To find the radius of convergence, let's apply the Ratio Test to the given power series. The Ratio Test formula is: $$\lim_{k \to \infty} \frac{\lvert a_{k+1} \rvert}{\lvert a_{k} \rvert} = L$$ The power series is given as: $$\sum \frac{(x-1)^{k}}{k}$$ To apply the Ratio Test, let's calculate the limit: $$L = \lim_{k \to \infty} \frac{\lvert \frac{(x-1)^{k+1}}{k+1} \rvert}{\lvert \frac{(x-1)^{k}}{k} \rvert}$$

Now, let's simplify the limit expression, by canceling out terms: $$L = \lim_{k \to \infty} \frac{(k)(x-1)(x-1)^{k}}{(k+1)}$$ Now bring out the \(|(x-1)|\) term: $$L = |x-1| \lim_{k \to \infty} \frac{k}{k+1}$$

To find the convergence, we'll calculate the limit: $$L = |x-1| \lim_{k \to \infty} \frac{1}{1+\frac{1}{k}}$$ The fraction inside the limit approaches 1 as \(k\) goes to infinity, so we have: $$L = |x-1|$$ For convergence, \(L < 1\), which is the condition for the ratio test. Thus, $$|x-1| < 1$$

To find the radius of convergence \(R\), we'll solve the inequality obtained in step 3: $$-1 < x-1 < 1$$ Adding 1 to all parts of the inequality, we get: $$0 < x < 2$$ The radius of convergence, \(R\), is equal to half the length of the interval: $$R = \frac{2}{2} = 1$$ Thus, the radius of convergence is 1.

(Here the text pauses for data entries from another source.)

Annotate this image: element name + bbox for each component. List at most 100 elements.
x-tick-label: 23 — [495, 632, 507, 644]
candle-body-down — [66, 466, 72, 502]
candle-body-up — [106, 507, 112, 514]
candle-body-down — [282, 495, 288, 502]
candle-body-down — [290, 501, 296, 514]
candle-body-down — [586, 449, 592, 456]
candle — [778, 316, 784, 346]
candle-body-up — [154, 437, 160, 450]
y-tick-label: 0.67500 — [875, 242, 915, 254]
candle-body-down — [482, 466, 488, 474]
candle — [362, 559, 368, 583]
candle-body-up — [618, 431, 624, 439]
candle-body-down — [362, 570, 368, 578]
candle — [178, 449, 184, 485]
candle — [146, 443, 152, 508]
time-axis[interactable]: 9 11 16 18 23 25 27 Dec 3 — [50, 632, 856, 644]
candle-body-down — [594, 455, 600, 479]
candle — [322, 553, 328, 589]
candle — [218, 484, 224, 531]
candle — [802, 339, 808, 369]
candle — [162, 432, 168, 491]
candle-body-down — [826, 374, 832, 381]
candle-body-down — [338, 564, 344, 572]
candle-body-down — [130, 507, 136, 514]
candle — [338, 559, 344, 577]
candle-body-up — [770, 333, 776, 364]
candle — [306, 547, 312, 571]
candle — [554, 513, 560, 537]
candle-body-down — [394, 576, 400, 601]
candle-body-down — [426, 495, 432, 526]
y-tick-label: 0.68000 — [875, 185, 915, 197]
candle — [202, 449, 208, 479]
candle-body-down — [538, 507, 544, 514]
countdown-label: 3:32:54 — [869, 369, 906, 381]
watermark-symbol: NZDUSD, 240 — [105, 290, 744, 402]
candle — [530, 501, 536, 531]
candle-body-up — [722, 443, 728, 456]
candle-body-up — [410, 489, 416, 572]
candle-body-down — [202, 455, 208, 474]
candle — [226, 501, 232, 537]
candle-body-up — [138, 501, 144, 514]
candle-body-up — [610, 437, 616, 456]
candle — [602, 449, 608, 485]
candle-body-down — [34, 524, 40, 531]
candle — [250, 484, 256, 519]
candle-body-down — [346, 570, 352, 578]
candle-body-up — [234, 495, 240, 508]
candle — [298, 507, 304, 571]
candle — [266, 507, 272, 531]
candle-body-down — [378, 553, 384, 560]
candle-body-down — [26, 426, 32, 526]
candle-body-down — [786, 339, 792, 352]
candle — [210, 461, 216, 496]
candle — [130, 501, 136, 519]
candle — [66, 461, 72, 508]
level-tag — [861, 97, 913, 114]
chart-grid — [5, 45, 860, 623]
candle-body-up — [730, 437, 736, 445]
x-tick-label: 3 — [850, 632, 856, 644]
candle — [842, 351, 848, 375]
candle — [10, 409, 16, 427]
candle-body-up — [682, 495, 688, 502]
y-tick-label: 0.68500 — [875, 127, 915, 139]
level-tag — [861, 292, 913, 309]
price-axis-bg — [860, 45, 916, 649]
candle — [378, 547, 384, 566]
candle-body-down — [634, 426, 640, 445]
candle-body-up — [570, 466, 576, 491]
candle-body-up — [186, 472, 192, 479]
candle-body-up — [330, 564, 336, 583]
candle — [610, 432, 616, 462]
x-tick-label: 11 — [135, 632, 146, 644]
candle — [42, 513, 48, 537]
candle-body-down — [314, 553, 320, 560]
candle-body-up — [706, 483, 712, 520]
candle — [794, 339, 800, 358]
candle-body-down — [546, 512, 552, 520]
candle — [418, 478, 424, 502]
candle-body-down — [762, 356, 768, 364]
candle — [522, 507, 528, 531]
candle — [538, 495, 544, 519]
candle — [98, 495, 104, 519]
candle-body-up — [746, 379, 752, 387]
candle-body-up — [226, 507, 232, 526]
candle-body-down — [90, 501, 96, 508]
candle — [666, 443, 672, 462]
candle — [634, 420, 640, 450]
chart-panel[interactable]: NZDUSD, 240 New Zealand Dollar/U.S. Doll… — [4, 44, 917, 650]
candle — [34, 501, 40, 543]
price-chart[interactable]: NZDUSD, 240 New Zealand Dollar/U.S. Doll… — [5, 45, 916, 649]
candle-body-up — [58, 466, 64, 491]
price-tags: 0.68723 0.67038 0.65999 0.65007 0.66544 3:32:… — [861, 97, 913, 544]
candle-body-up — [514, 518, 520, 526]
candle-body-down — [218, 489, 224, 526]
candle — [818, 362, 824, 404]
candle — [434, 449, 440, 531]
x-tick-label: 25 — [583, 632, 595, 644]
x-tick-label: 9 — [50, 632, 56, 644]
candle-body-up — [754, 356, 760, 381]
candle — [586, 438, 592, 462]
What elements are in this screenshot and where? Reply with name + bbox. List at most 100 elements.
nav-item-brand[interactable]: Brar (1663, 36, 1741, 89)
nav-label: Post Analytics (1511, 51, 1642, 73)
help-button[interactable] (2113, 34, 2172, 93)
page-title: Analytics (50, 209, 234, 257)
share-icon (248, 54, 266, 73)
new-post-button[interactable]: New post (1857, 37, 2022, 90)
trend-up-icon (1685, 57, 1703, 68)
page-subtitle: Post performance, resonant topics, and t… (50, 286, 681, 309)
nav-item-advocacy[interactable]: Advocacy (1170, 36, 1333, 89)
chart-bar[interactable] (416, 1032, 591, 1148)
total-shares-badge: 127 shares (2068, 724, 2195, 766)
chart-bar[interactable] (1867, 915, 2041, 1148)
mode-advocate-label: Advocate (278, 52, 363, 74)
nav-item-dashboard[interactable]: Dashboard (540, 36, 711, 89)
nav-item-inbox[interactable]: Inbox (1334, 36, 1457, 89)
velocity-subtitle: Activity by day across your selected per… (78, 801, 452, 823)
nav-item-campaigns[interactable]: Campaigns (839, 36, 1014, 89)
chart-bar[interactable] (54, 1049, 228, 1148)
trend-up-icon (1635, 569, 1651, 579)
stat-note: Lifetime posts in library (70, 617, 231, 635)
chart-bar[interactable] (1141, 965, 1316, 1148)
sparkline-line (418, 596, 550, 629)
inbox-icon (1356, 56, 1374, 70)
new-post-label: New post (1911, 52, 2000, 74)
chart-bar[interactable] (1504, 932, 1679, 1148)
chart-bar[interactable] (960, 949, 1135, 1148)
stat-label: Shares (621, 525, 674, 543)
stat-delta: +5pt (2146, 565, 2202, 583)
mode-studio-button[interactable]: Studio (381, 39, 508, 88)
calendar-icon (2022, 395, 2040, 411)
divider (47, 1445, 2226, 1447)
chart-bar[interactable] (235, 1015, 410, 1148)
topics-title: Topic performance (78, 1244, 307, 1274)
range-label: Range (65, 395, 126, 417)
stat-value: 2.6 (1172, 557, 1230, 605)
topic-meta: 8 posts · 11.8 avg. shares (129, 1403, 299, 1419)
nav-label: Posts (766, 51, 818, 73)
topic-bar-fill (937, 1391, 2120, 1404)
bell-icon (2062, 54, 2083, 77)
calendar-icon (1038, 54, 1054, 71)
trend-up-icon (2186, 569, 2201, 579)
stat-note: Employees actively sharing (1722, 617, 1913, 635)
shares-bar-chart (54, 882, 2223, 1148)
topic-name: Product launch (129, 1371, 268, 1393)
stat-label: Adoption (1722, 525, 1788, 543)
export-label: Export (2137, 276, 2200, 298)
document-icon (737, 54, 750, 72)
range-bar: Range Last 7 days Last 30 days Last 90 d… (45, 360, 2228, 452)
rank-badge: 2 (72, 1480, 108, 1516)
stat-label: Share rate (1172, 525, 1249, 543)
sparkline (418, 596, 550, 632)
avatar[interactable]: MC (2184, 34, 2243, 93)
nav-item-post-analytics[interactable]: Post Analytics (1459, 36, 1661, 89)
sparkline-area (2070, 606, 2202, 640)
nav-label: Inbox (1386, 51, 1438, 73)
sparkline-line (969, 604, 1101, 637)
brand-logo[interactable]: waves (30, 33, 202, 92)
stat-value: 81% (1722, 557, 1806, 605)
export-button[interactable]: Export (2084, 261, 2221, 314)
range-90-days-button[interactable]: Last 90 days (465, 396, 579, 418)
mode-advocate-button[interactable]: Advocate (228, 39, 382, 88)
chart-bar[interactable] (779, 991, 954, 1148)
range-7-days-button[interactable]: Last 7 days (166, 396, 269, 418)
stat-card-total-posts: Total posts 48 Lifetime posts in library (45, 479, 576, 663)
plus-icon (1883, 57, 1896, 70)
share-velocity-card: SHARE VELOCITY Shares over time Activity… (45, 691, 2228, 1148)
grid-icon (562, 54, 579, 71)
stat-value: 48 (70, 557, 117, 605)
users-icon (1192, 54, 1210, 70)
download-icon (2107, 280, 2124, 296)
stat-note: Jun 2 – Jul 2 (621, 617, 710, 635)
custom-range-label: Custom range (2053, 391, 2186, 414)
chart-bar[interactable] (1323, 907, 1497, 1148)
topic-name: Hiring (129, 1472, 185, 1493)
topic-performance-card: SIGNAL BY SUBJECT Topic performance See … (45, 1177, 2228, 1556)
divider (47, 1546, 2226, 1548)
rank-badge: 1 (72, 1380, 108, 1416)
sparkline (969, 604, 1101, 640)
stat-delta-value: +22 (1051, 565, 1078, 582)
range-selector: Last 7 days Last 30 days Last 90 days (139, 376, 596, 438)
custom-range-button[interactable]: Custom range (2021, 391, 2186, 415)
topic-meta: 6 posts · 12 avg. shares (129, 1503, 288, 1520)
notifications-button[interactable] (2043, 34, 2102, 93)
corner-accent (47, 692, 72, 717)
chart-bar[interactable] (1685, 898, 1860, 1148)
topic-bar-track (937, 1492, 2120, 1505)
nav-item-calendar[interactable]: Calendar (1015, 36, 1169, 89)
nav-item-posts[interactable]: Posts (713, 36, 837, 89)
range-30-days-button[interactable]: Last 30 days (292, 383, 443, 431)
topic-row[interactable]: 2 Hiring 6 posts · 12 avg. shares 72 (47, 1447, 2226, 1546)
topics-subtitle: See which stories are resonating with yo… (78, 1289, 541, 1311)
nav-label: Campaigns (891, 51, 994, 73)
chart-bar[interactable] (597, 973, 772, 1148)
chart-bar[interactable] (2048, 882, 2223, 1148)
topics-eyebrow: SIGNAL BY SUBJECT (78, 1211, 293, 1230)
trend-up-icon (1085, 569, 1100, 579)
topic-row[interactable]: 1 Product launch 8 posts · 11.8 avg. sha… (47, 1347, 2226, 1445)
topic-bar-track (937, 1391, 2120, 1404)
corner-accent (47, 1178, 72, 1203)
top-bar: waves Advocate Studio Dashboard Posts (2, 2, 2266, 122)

Now we need to test the endpoints of the interval to determine the interval of convergence. For \(x = 0\), the series is \(\sum \frac{(-1)^k}{k}\), which is a convergent alternating series. For \(x = 2\), the series is \(\sum \frac{1^k}{k}\), which is a harmonic series that is known to be divergent.

Based on the previous step, we can now write down the interval of convergence for the given power series: The interval of convergence is \(0 \le x < 2\).